When Tucker Carlson announced his interview with Vladimir Putin claiming that “no Western journalist had bothered” to interview the Russian president, he was immediately corrected by not only other journalists but the Kremlin itself.
And when the interview was finally released, Putin spent the first 30 minutes explaining his false assertion that Russia has a historical claim over Ukraine. He also accused the West and Kyiv of starting the war in Ukraine in 2014, another inaccurate claim.
Here are just a handful of Putin’s statements from the two-hour interview, examined and fact-checked:
The West started the war
According to Putin, then-U.S. Secretary of State James Baker’s famous 1990 assurance to Mikhail Gorbachev during negotiations over German unification that NATO would expand “not one inch” east of Germany was a promise that no new member states would be admitted to the alliance.

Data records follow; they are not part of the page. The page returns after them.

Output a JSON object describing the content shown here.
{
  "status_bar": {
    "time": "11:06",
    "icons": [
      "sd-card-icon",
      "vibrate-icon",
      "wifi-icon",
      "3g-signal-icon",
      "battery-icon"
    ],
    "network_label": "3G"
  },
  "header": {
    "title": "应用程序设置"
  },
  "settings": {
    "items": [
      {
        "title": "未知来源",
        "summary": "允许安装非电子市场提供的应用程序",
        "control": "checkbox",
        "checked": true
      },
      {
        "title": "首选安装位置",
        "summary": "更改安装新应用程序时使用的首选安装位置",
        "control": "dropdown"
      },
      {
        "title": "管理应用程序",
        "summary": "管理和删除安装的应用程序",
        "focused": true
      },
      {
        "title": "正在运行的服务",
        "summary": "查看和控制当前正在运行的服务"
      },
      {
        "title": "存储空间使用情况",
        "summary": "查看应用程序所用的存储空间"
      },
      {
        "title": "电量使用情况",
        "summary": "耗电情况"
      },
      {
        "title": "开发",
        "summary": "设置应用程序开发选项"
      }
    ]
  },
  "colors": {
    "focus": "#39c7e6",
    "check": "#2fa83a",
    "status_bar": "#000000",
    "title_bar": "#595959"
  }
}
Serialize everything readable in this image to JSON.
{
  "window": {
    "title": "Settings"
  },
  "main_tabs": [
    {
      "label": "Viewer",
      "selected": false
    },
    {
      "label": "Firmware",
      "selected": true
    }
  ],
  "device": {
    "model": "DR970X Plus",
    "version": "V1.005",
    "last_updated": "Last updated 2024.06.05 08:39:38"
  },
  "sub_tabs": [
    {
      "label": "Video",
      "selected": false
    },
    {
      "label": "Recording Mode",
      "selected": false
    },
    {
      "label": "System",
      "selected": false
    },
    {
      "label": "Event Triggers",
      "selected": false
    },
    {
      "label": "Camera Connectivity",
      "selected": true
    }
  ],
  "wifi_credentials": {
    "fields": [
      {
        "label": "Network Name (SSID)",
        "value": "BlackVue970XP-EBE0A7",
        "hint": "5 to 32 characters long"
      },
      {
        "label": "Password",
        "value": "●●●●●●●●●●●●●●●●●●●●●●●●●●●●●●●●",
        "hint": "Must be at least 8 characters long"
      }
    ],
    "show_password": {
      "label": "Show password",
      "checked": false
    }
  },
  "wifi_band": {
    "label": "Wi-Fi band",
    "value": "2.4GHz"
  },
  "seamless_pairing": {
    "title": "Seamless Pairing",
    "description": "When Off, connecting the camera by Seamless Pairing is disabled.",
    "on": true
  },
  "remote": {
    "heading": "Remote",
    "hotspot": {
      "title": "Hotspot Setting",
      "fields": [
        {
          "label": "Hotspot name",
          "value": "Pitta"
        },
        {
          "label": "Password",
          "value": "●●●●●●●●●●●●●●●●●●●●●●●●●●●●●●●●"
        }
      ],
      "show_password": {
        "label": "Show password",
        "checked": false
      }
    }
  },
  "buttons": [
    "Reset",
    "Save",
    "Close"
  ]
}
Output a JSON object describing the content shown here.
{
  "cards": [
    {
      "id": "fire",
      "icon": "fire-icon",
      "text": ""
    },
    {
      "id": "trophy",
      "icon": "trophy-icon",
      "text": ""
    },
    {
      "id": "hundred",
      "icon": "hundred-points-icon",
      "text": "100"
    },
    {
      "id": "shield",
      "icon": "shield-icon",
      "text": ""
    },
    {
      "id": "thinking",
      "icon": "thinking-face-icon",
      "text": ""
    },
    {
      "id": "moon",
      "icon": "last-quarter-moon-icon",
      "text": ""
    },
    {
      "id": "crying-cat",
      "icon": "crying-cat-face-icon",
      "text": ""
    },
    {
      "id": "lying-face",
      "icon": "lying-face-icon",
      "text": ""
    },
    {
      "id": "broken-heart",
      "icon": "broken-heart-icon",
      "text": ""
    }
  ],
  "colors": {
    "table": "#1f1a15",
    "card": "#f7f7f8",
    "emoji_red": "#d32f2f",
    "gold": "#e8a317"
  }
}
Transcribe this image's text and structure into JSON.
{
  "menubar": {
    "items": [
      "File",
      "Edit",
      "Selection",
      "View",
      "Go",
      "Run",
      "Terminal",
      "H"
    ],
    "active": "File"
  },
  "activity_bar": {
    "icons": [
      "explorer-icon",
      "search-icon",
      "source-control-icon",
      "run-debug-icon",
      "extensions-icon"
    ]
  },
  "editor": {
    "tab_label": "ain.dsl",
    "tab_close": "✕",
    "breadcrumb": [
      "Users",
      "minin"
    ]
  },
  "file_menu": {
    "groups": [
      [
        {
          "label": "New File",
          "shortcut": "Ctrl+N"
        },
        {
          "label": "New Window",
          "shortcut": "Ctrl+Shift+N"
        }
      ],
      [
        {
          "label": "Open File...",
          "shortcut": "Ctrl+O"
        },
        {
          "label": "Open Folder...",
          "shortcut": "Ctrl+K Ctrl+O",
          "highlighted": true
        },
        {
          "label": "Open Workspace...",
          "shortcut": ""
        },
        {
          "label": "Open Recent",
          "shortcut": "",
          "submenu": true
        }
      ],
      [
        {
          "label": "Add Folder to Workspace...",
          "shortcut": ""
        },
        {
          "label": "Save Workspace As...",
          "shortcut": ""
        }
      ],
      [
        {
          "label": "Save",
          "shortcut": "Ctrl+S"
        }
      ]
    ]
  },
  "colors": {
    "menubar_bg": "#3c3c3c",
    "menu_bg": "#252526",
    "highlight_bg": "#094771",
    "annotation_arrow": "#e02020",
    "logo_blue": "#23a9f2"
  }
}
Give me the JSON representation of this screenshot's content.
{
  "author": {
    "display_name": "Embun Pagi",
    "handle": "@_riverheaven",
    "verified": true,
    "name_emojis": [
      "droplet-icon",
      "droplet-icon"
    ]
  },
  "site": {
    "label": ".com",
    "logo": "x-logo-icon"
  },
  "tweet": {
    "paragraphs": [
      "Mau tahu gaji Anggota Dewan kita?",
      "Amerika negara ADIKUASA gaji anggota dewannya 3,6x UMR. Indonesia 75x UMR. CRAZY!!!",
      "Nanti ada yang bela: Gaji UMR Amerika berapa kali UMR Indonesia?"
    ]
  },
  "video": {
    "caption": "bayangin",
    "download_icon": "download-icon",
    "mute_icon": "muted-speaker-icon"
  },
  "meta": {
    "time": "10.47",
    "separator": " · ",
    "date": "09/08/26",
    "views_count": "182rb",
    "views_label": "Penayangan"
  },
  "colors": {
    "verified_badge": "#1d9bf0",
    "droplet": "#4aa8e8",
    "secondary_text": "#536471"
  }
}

However, the final text of the agreement signed at that meeting did not rule out NATO expansion.
At the 2008 Bucharest Summit, the U.S.-led alliance affirmed that Georgia and Ukraine “will become members of NATO” — but it did not offer a clear roadmap toward membership after Putin lobbied alliance leaders not to admit the two states.
Just months later, Russian forces invaded Georgia, carrying out a five-day war in support of Georgia’s two separatist regions.
Putin characterizes Ukraine’s 2014 Revolution of Dignity as a CIA-engineered coup and claims Ukraine started the war in eastern Ukraine against the backdrop of NATO opening its doors.
In reality, after the 2014 Maidan uprising led to the ouster of Ukraine’s pro-Russian president, Russian troops seized Crimea and Moscow provided support to pro-Russia separatists in eastern Ukraine.
Furthermore, despite threats of “negative consequences,” Russia did not invade Finland after it became a member state in April 2023. “If Putin genuinely believed the NATO Alliance posed a security threat to the Russian Federation, he would at the very least have increased the Russian military presence close to the Finnish border,” said Peter Dickinson from the Atlantic Council.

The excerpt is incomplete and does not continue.